Sections are stored as plain text. The text may be modified directly with set_level
and set_raw
, provided such modification does not break the tree invarant. For example, removing star from a headline would only be allowed if the new section still has strictly more stars than the level above it. Likewise, changing the text to become multiple sections is not permitted by editing the raw text, structural editing commands (append
, prepend
, etc) that operate on the tree structure must be used instead.
This restriction is a feature, since it means that client code which operates on a section cannot cause changes in any other section, nor can they corrupt the tree structure if a bug accidentally introduces a line starting with star into the body. This makes it easier to write programs which safely read and write large or complex org mode files frequently, by isolating their changes.
Headline Parser
In most cases, operating on the raw text will be inconvenient. Often we wish to operate only on the text under the headline, or only on the headline itself to change priority, keyword, tags, etc.
When the headline-parser
feature flag is enabled (default), headline editing commands become available. These commands are built on top of the structural parser, and parse a single headline at a time. Each time an accessor is called, we parse the headline and return it. To modify a headline property, we parse the headline, change the property, emit the new headline as text, and then replace the text of the section with the headline.

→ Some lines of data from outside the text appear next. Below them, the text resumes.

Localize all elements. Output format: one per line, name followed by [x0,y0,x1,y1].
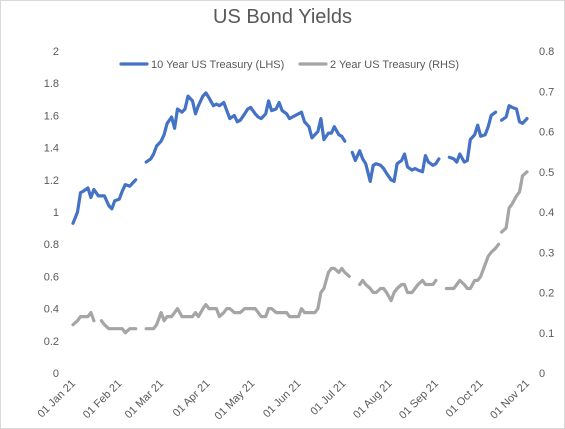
y-left-tick-label: 2 [53,46,59,58]
x-tick-label: 01 Jun 21 [261,378,304,421]
y-left-tick-label: 1.6 [44,110,59,122]
y-right-tick-label: 0.1 [539,328,554,340]
x-tick-label: 01 May 21 [213,378,258,423]
legend-label: 2 Year US Treasury (RHS) [330,59,459,71]
y-left-tick-label: 1.4 [44,143,59,155]
y-right-tick-label: 0.5 [539,167,554,179]
left-axis: 0 0.2 0.4 0.6 0.8 1 1.2 1.4 1.6 1.8 2 [44,46,59,380]
x-tick-label: 01 Sep 21 [397,378,441,422]
y-right-tick-label: 0.6 [539,127,554,139]
x-tick-label: 01 Apr 21 [171,378,213,420]
x-tick-label: 01 Mar 21 [123,378,167,422]
x-tick-label: 01 Jul 21 [308,378,348,418]
y-right-tick-label: 0.7 [539,86,554,98]
legend: 10 Year US Treasury (LHS) 2 Year US Treas… [119,59,459,71]
series-group [71,91,529,335]
x-tick-label: 01 Feb 21 [81,378,125,422]
y-left-tick-label: 0.2 [44,336,59,348]
y-right-tick-label: 0.2 [539,288,554,300]
y-right-tick-label: 0.4 [539,207,554,219]
y-left-tick-label: 1.2 [44,175,59,187]
x-tick-label: 01 Oct 21 [444,378,486,420]
y-left-tick-label: 0.4 [44,304,59,316]
y-left-tick-label: 0.8 [44,239,59,251]
x-tick-label: 01 Nov 21 [488,378,532,422]
series-line-10-year [71,91,529,225]
y-right-tick-label: 0.8 [539,46,554,58]
legend-label: 10 Year US Treasury (LHS) [151,59,284,71]
y-left-tick-label: 1 [53,207,59,219]
x-tick-label: 01 Jan 21 [35,378,78,421]
right-axis: 0 0.1 0.2 0.3 0.4 0.5 0.6 0.7 0.8 [539,46,554,380]
y-right-tick-label: 0.3 [539,247,554,259]
y-left-tick-label: 0.6 [44,271,59,283]
chart-title: US Bond Yields [213,6,352,28]
y-left-tick-label: 1.8 [44,78,59,90]
series-line-2-year [71,170,529,335]
x-tick-label: 01 Aug 21 [351,378,395,422]
y-right-tick-label: 0 [539,368,545,380]
y-left-tick-label: 0 [53,368,59,380]
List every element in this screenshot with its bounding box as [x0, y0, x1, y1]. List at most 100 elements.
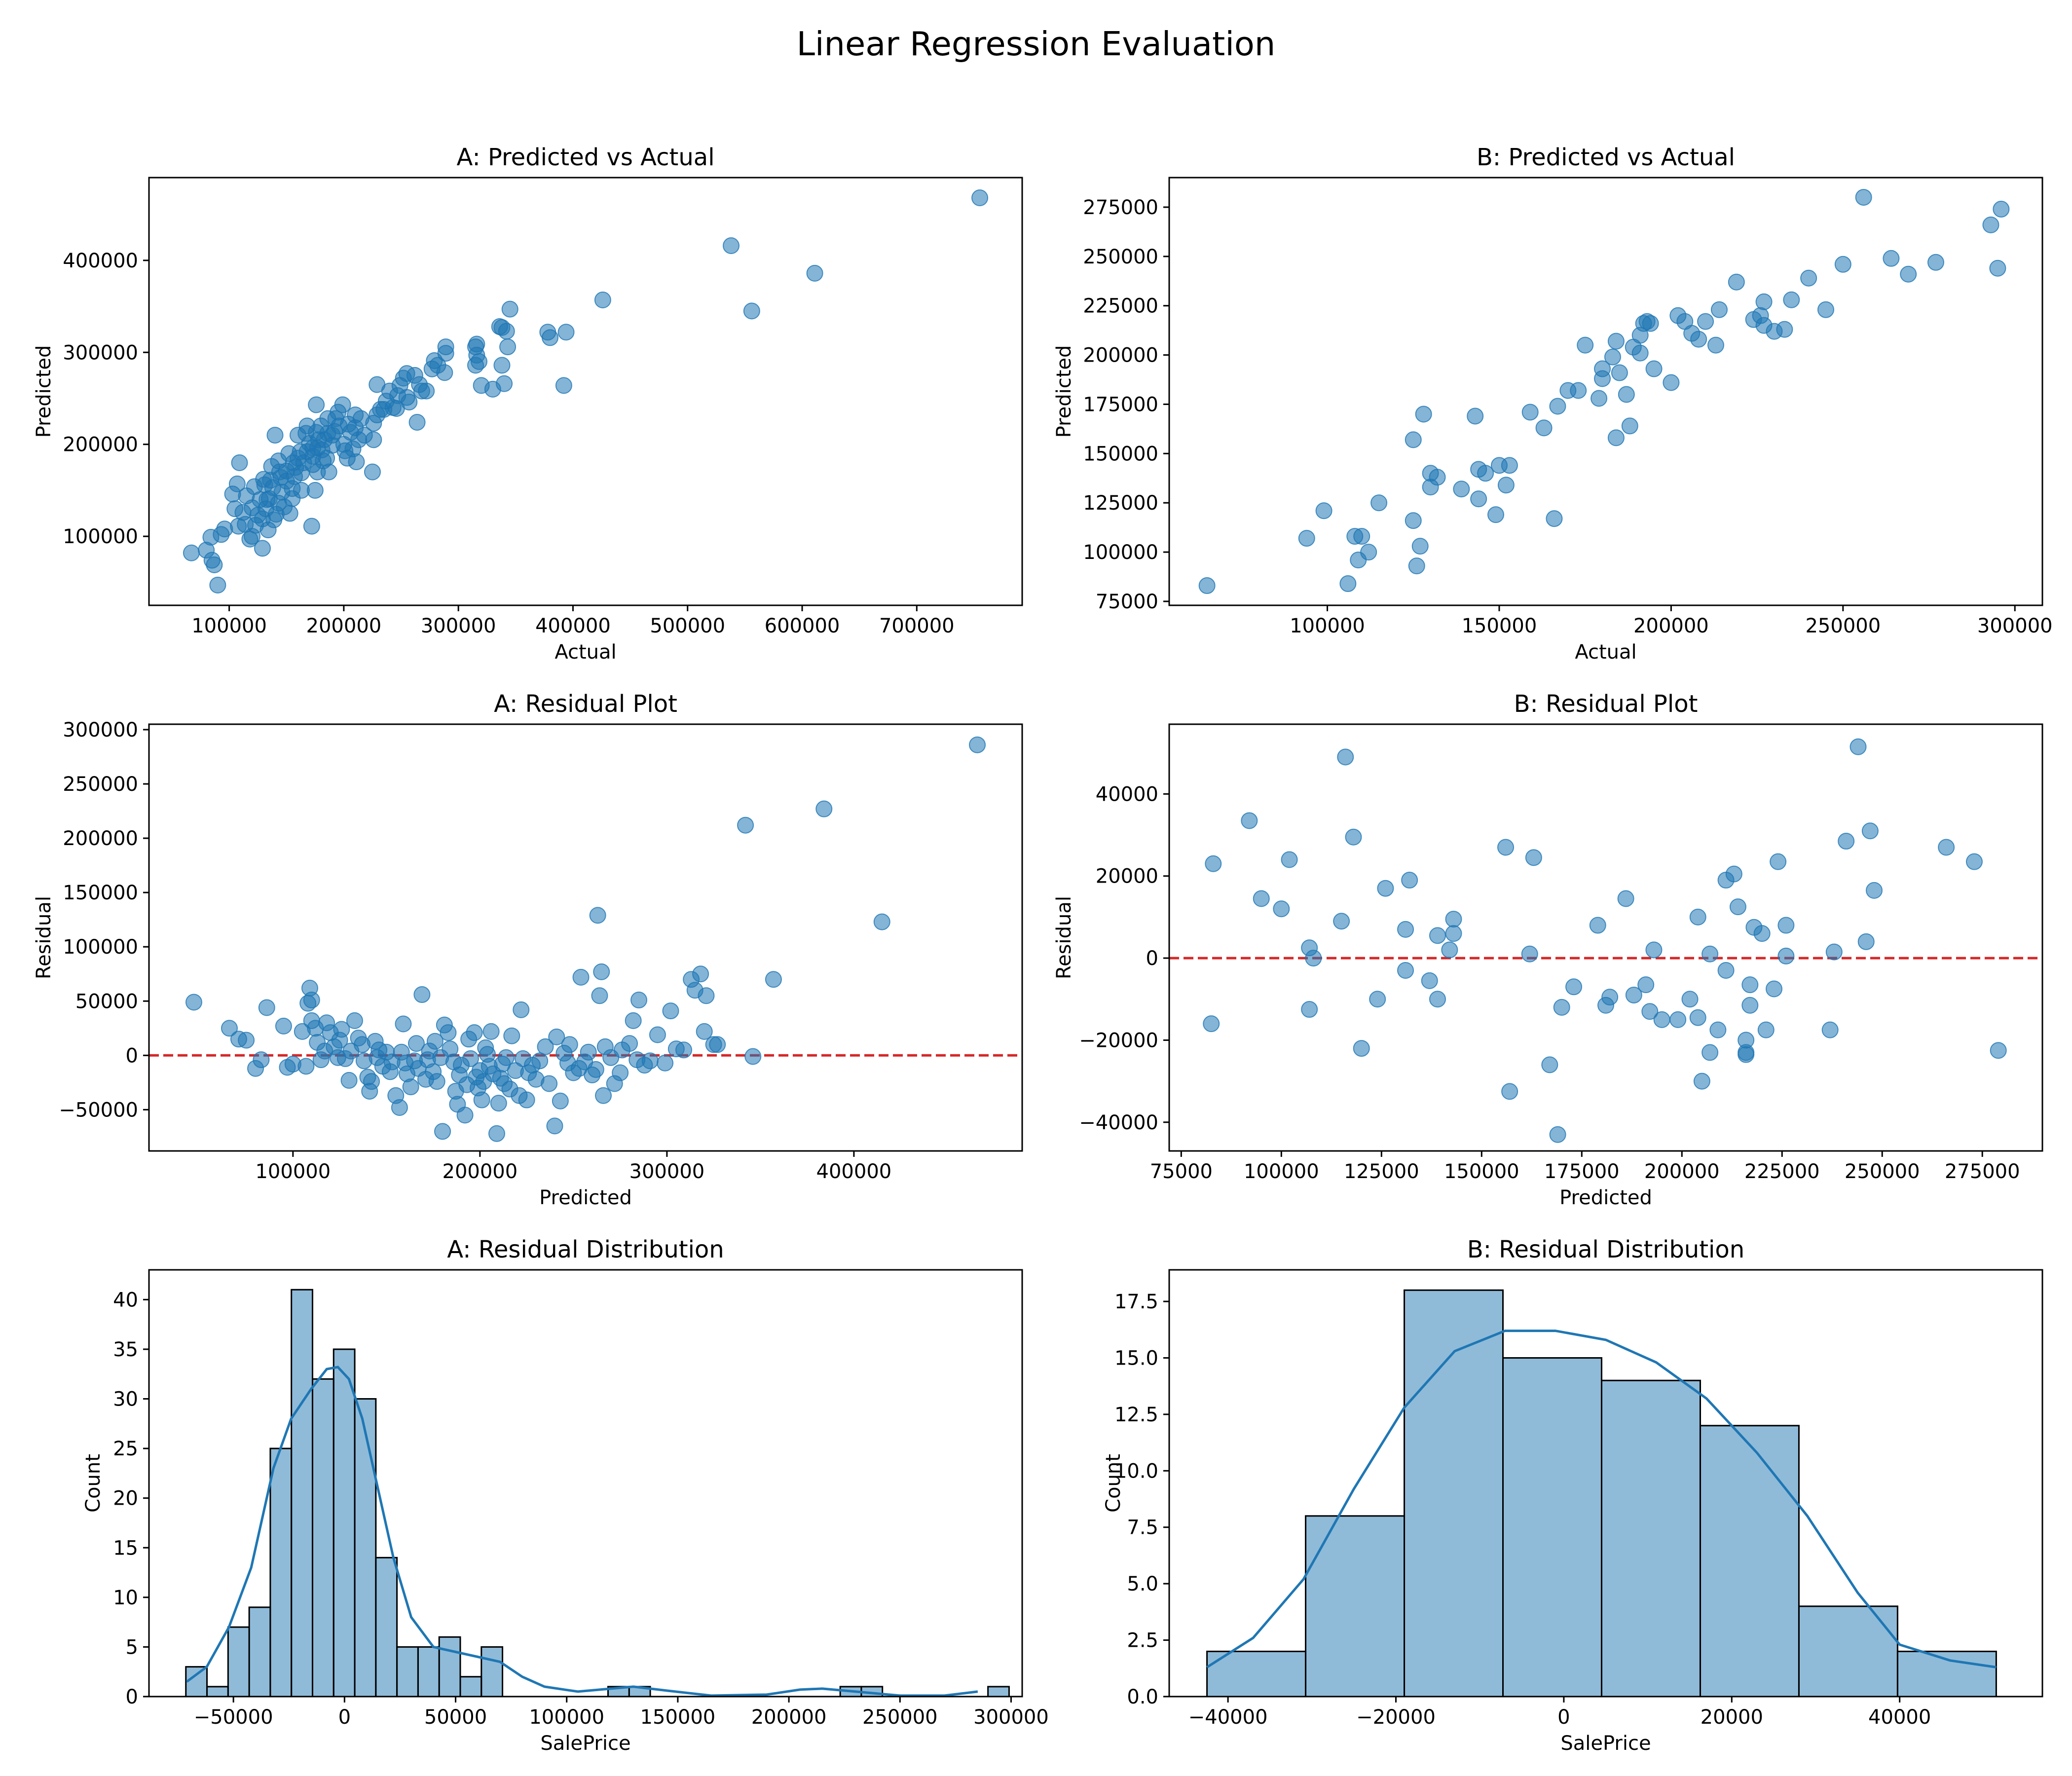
histogram-bar	[1206, 1650, 1307, 1697]
data-point	[1607, 333, 1625, 350]
a-pred-y-axis-label: Predicted	[33, 345, 55, 438]
data-point	[1501, 457, 1518, 474]
data-point	[1353, 528, 1370, 545]
data-point	[1855, 188, 1872, 206]
data-point	[1570, 382, 1587, 399]
data-point	[501, 300, 518, 318]
data-point	[1577, 336, 1594, 354]
data-point	[1345, 828, 1362, 846]
data-point	[1766, 980, 1783, 998]
y-tick-label: 300000	[63, 719, 138, 741]
data-point	[541, 329, 558, 346]
x-tick-label: −20000	[1356, 1706, 1436, 1729]
data-point	[363, 1073, 380, 1090]
data-point	[259, 491, 276, 508]
a-dist-y-axis-label: Count	[82, 1454, 105, 1513]
x-tick-label: 300000	[973, 1706, 1049, 1729]
x-tick-label: 500000	[650, 615, 725, 637]
data-point	[1641, 1003, 1659, 1020]
data-point	[1445, 925, 1462, 942]
data-point	[1333, 913, 1350, 930]
data-point	[1198, 577, 1216, 594]
b-resid-x-axis-label: Predicted	[1559, 1186, 1652, 1209]
data-point	[1821, 1021, 1839, 1038]
y-tick-label: 100000	[1083, 541, 1158, 564]
data-point	[185, 994, 202, 1011]
data-point	[1617, 890, 1634, 907]
x-tick-label: 0	[1557, 1706, 1570, 1729]
data-point	[258, 999, 275, 1016]
data-point	[743, 302, 760, 320]
data-point	[275, 1017, 292, 1035]
data-point	[482, 1023, 500, 1040]
data-point	[1497, 839, 1515, 856]
data-point	[657, 1054, 674, 1072]
y-tick-label: 175000	[1083, 393, 1158, 416]
x-tick-label: 100000	[1290, 615, 1365, 637]
data-point	[1565, 978, 1583, 996]
data-point	[1989, 259, 2006, 277]
data-point	[333, 1021, 350, 1038]
data-point	[473, 377, 490, 394]
data-point	[440, 1024, 457, 1041]
data-point	[1546, 510, 1563, 527]
data-point	[1690, 331, 1707, 348]
y-tick-label: 100000	[63, 525, 138, 548]
data-point	[1441, 941, 1458, 959]
data-point	[546, 1117, 563, 1135]
data-point	[395, 1015, 412, 1033]
data-point	[308, 396, 325, 413]
histogram-bar	[269, 1447, 293, 1697]
histogram-bar	[417, 1646, 440, 1697]
a-resid-plot-area	[149, 736, 1022, 1142]
histogram-bar	[1600, 1379, 1701, 1697]
data-point	[1738, 1046, 1755, 1063]
figure-title: Linear Regression Evaluation	[796, 25, 1276, 63]
y-tick-label: −40000	[1079, 1111, 1158, 1134]
a-resid-y-axis-label: Residual	[33, 896, 55, 979]
y-tick-label: 20	[113, 1487, 138, 1510]
data-point	[375, 401, 393, 418]
data-point	[364, 463, 381, 481]
data-point	[1497, 477, 1515, 494]
data-point	[1360, 544, 1377, 561]
data-point	[231, 454, 248, 471]
data-point	[744, 1048, 762, 1065]
data-point	[298, 417, 316, 435]
b-dist-plot-area	[1206, 1289, 1997, 1697]
data-point	[303, 992, 320, 1009]
axes-frame	[1168, 177, 2043, 606]
data-point	[320, 463, 337, 481]
b-resid-y-axis-label: Residual	[1053, 896, 1075, 979]
y-tick-label: 25	[113, 1438, 138, 1460]
data-point	[1281, 851, 1298, 868]
data-point	[1725, 865, 1742, 883]
data-point	[1421, 972, 1438, 989]
y-tick-label: 250000	[63, 773, 138, 796]
data-point	[1663, 374, 1680, 391]
x-tick-label: 400000	[816, 1160, 892, 1183]
data-point	[1353, 1040, 1370, 1057]
data-point	[401, 393, 418, 410]
data-point	[1315, 502, 1332, 519]
y-tick-label: 75000	[1096, 591, 1158, 613]
data-point	[1800, 269, 1817, 287]
data-point	[1429, 991, 1446, 1008]
data-point	[1777, 917, 1795, 934]
data-point	[1755, 293, 1773, 310]
data-point	[292, 443, 309, 460]
data-point	[1645, 360, 1663, 377]
data-point	[1401, 872, 1418, 889]
x-tick-label: 100000	[529, 1706, 604, 1729]
b-resid-title: B: Residual Plot	[1514, 690, 1698, 718]
data-point	[1445, 911, 1462, 928]
histogram-bar	[227, 1626, 250, 1697]
y-tick-label: 200000	[1083, 344, 1158, 367]
data-point	[1339, 575, 1357, 592]
y-tick-label: 30	[113, 1388, 138, 1411]
data-point	[1938, 839, 1955, 856]
data-point	[1637, 976, 1655, 994]
data-point	[1729, 898, 1746, 916]
data-point	[503, 1027, 520, 1044]
data-point	[1453, 481, 1470, 498]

We choose this approach so that the headline parser does not need to satisfy the identity invariant we provide for the overall file. Additionally, headline parsing brings many edge cases that vary between implementations, and even if they were consistent. This design means that headlines which client code change will be interpreted and reformatted in a standardized way, but only modified headlines will be affected.
As a convenience, individual properties may be changed by calling set_keyword
, set_priority
, etc on the section. It is also possible to get a Headline
by calling parse_headline
. This is a value type which provides access to the headline properties (including the body text). Calling to_builder
provides a HeadlineBuilder
which may be used to change multiple properties at once, before building a new headline by calling headline
on it. You can then call set_headline
on the Section.
As with changing the section's raw text, edits which break tree invariants will fail.
Planning/Properties Parser
With orgize-integration
feature flag (enabled by default), functions that get and set planning (scheduled, deadline, closed) and properties become available on both Section
and HeadlineBuilder
. These work similarly to the headline parser, except that they rely on Orgize to parse the headline.
I'd like to implement my own parser for these as I've done for headlines, since this has the potential to reformat the entire headline, and there are some inputs Orgize can't handle (e.g., timestamps missing the day of week).
Future Plans
No promises, but I'd like to clean this up a bit and publish it to crates.io.
Other than that, I would like to implement my own parsing for properties drawers, planning, and timestamps to integrate them better. I have no plans to replicate any other Orgize functionality.
A copy-on-write API for editing trees would be interesting, but I've been unhappy with previous prototypes along those lines. Ropey seems to make it work well, however, so it can be done.
Test coverage is quite solid for the structural parser, and adequate for the headline parser, but the APIs built on top of them could use more coverage (possibly doubling as documentation/examples).